Свет в палатах был пригашен, и все раненые должны бы лежать в своих кроватях. Гретхен, как обычно, подошла к койке молодого солдата по имени Тэлбот Хьюз, чтобы сказать ему несколько ободряющих слов. Он был ранен в горло и не мог говорить. И он был моложе всех в палате и больше других вызывал к себе жалость. Гретхен хотелось верить, что прикосновения ее руки, улыбка, несколько слов, даже пожелания "спокойной ночи" достаточно, чтобы сделать долгие часы до рассвета менее болезненными для этого совсем еще мальчишки, раненого. Она прошла в общий зал – комнату отдыха, где раненые читали или писали письма, играли в карты или шашки, слушали проигрыватель, аккуратно разложила журналы на столе, убрала шахматную доску, сложила шашки в коробку, выбросила в мусорное ведро две бутылки из-под кока-колы.

Ей нравились эти поздние вечера. Она чувствовала себя настоящей хозяйкой, и она понимала, что в этот вечерний час молодые ребята спят на своих госпитальных койках во всех палатах главного корпуса, в теплом и уютном блоке. Молодые ребята, которые избежали смерти и покончили, хотя бы временно, с этой ужасной войной, молодые ребята, которые тихо выздоравливают здесь, стараясь позабыть, позабыть навсегда о своих страхах, о предсмертных агониях умирающих товарищей, молодые ребята, для которых каждый день пребывания здесь приближал их к миру и родному дому.

Прожив всю свою жизнь в тесноте с родителями, она ценила этот общий зал, окрашенный в приятный для глаз зеленоватый цвет, с удобными стульями, он давал Гретхен чувство, что она хозяйка собственного элегантного дома и наводит в нем порядок после веселой вечеринки, когда все гости разошлись по домам. Она, мурлыча что-то себе под нос, заканчивала наводить порядок и уже собиралась выключить свет, когда в зал, прихрамывая, вошел высокий молодой негр в темно-бордовом халате, надетом поверх пижамы.

– Добрый вечер, мисс Джордах,– вежливо поздоровался он с ней. Его звали Арнольд. Он уже давно лечился в госпитале, и Гретхен хорошо его знала. В их блоке находилось только два негра, обычно они постоянно были вместе, и впервые она увидела Арнольда одного. Она всегда с особой симпатией относилась к Арнольду. Он воевал во Франции. Ему раздробило ногу, когда немецкий снаряд угодил в его грузовик. Он был родом из Сент-Луиса, он рассказал, что закончил среднюю школу, что у него в семье одиннадцать братьев и сестер.
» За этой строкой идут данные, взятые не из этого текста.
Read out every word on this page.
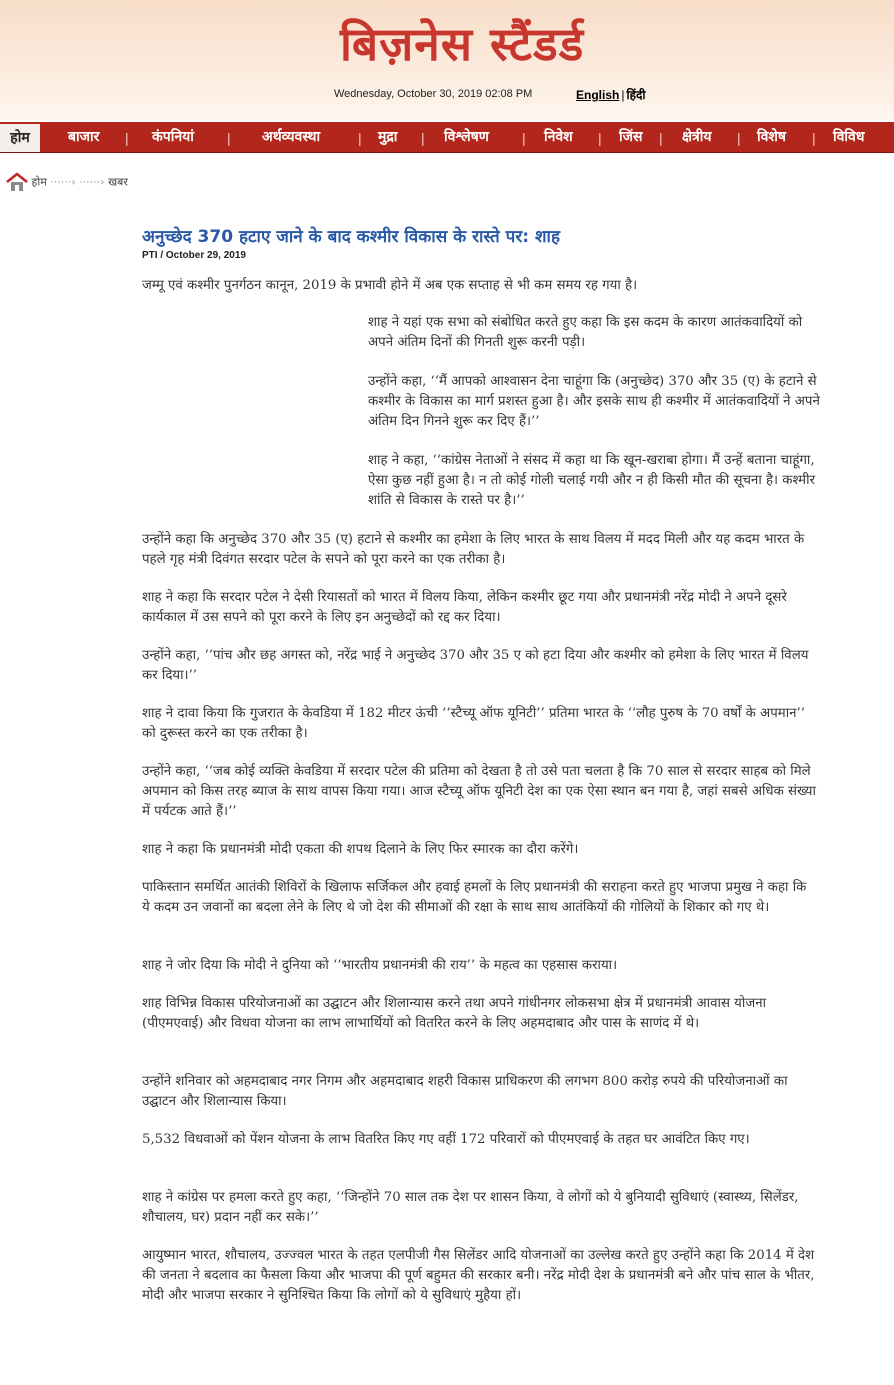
बिज़नेस स्टैंडर्ड
Wednesday, October 30, 2019 02:08 PM	English | हिंदी
होम	बाजार | कंपनियां | अर्थव्यवस्था	| मुद्रा | विश्लेषण | निवेश | जिंस | क्षेत्रीय | विशेष | विविध
होम ······› ······› खबर
अनुच्छेद 370 हटाए जाने के बाद कश्मीर विकास के रास्ते पर: शाह
PTI / October 29, 2019
जम्मू एवं कश्मीर पुनर्गठन कानून, 2019 के प्रभावी होने में अब एक सप्ताह से भी कम समय रह गया है।
शाह ने यहां एक सभा को संबोधित करते हुए कहा कि इस कदम के कारण आतंकवादियों को अपने अंतिम दिनों की गिनती शुरू करनी पड़ी।
उन्होंने कहा, ‘‘मैं आपको आश्वासन देना चाहूंगा कि (अनुच्छेद) 370 और 35 (ए) के हटाने से कश्मीर के विकास का मार्ग प्रशस्त हुआ है। और इसके साथ ही कश्मीर में आतंकवादियों ने अपने अंतिम दिन गिनने शुरू कर दिए हैं।’’
शाह ने कहा, ‘‘कांग्रेस नेताओं ने संसद में कहा था कि खून-खराबा होगा। मैं उन्हें बताना चाहूंगा, ऐसा कुछ नहीं हुआ है। न तो कोई गोली चलाई गयी और न ही किसी मौत की सूचना है। कश्मीर शांति से विकास के रास्ते पर है।’’
उन्होंने कहा कि अनुच्छेद 370 और 35 (ए) हटाने से कश्मीर का हमेशा के लिए भारत के साथ विलय में मदद मिली और यह कदम भारत के पहले गृह मंत्री दिवंगत सरदार पटेल के सपने को पूरा करने का एक तरीका है।
शाह ने कहा कि सरदार पटेल ने देसी रियासतों को भारत में विलय किया, लेकिन कश्मीर छूट गया और प्रधानमंत्री नरेंद्र मोदी ने अपने दूसरे कार्यकाल में उस सपने को पूरा करने के लिए इन अनुच्छेदों को रद्द कर दिया।
उन्होंने कहा, ‘‘पांच और छह अगस्त को, नरेंद्र भाई ने अनुच्छेद 370 और 35 ए को हटा दिया और कश्मीर को हमेशा के लिए भारत में विलय कर दिया।’’
शाह ने दावा किया कि गुजरात के केवडिया में 182 मीटर ऊंची ‘‘स्टैच्यू ऑफ यूनिटी’’ प्रतिमा भारत के ‘‘लौह पुरुष के 70 वर्षों के अपमान’’ को दुरूस्त करने का एक तरीका है।
उन्होंने कहा, ‘‘जब कोई व्यक्ति केवडिया में सरदार पटेल की प्रतिमा को देखता है तो उसे पता चलता है कि 70 साल से सरदार साहब को मिले अपमान को किस तरह ब्याज के साथ वापस किया गया। आज स्टैच्यू ऑफ यूनिटी देश का एक ऐसा स्थान बन गया है, जहां सबसे अधिक संख्या में पर्यटक आते हैं।’’
शाह ने कहा कि प्रधानमंत्री मोदी एकता की शपथ दिलाने के लिए फिर स्मारक का दौरा करेंगे।
पाकिस्तान समर्थित आतंकी शिविरों के खिलाफ सर्जिकल और हवाई हमलों के लिए प्रधानमंत्री की सराहना करते हुए भाजपा प्रमुख ने कहा कि ये कदम उन जवानों का बदला लेने के लिए थे जो देश की सीमाओं की रक्षा के साथ साथ आतंकियों की गोलियों के शिकार को गए थे।
शाह ने जोर दिया कि मोदी ने दुनिया को ‘‘भारतीय प्रधानमंत्री की राय’’ के महत्व का एहसास कराया।
शाह विभिन्न विकास परियोजनाओं का उद्घाटन और शिलान्यास करने तथा अपने गांधीनगर लोकसभा क्षेत्र में प्रधानमंत्री आवास योजना (पीएमएवाई) और विधवा योजना का लाभ लाभार्थियों को वितरित करने के लिए अहमदाबाद और पास के साणंद में थे।
उन्होंने शनिवार को अहमदाबाद नगर निगम और अहमदाबाद शहरी विकास प्राधिकरण की लगभग 800 करोड़ रुपये की परियोजनाओं का उद्घाटन और शिलान्यास किया।
5,532 विधवाओं को पेंशन योजना के लाभ वितरित किए गए वहीं 172 परिवारों को पीएमएवाई के तहत घर आवंटित किए गए।
शाह ने कांग्रेस पर हमला करते हुए कहा, ‘‘जिन्होंने 70 साल तक देश पर शासन किया, वे लोगों को ये बुनियादी सुविधाएं (स्वास्थ्य, सिलेंडर, शौचालय, घर) प्रदान नहीं कर सके।’’
आयुष्मान भारत, शौचालय, उज्ज्वल भारत के तहत एलपीजी गैस सिलेंडर आदि योजनाओं का उल्लेख करते हुए उन्होंने कहा कि 2014 में देश की जनता ने बदलाव का फैसला किया और भाजपा की पूर्ण बहुमत की सरकार बनी। नरेंद्र मोदी देश के प्रधानमंत्री बने और पांच साल के भीतर, मोदी और भाजपा सरकार ने सुनिश्चित किया कि लोगों को ये सुविधाएं मुहैया हों।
Арнольд много читал и всегда при чтении надевал очки. У нее сложилось впечатление, что он читал все подряд, без разбора: комиксы, журналы, пьесы Шекспира. Она же считала, что он очень начитанный и созрел для хорошей литературы. У Арнольда был вид "книжного червя" – блестящего, одинокого студента-африканца, с армейскими незатейливыми очками на носу. Иногда она приносила хорошие книги из дома, из библиотеки брата Рудольфа или из городской публичной библиотеки. Арнольд быстро, почти молниеносно их прочитывал и всегда возвращал в срок, точно в таком же опрятном состоянии, в каком и получил от нее, но никогда не высказывал своего мнения о прочитанном.

Гретхен казалось, что он молчит из скромности, ему не хотелось показывать себя интеллектуалом перед другими солдатами. Она сама много читала, но вот уже два года руководствовалась в своих литературных вкусах мнением учителя-католика мистера Поллака. Поэтому в последнее время она приносила ему такие различные по жанрам книги: "Тэсс из рода Д'Эрбервиллей", поэмы Эдны Сент-Винсент Миллей, Руперта Брука и "По эту сторону рая" Скотта Фитцджералда.

Увидев его, она приветливо улыбнулась.

– Добрый вечер, Арнольд! Вам что-нибудь нужно?

– Н-нет. Просто брожу по госпиталю. Заснуть не могу. Увидел у вас свет и подумал: почему бы не навестить очаровательную маленькую мисс Джордах, убить время.– Он улыбнулся. Какие у него белоснежные ровные зубы. В отличие от других раненых, которые называли ее по имени: "Гретхен", Арнольд всегда звал ее по фамилии. У него был акцент типичного сельского фермера из штата Алабамы. Гретхен знала: чтобы спасти от ампутации его ногу, Арнольду сделали две или три операции, и она была уверена, что глубокие морщины вокруг рта -следствие мучительных страданий. Высокий, очень изможденный и очень черный человек в просторном халате.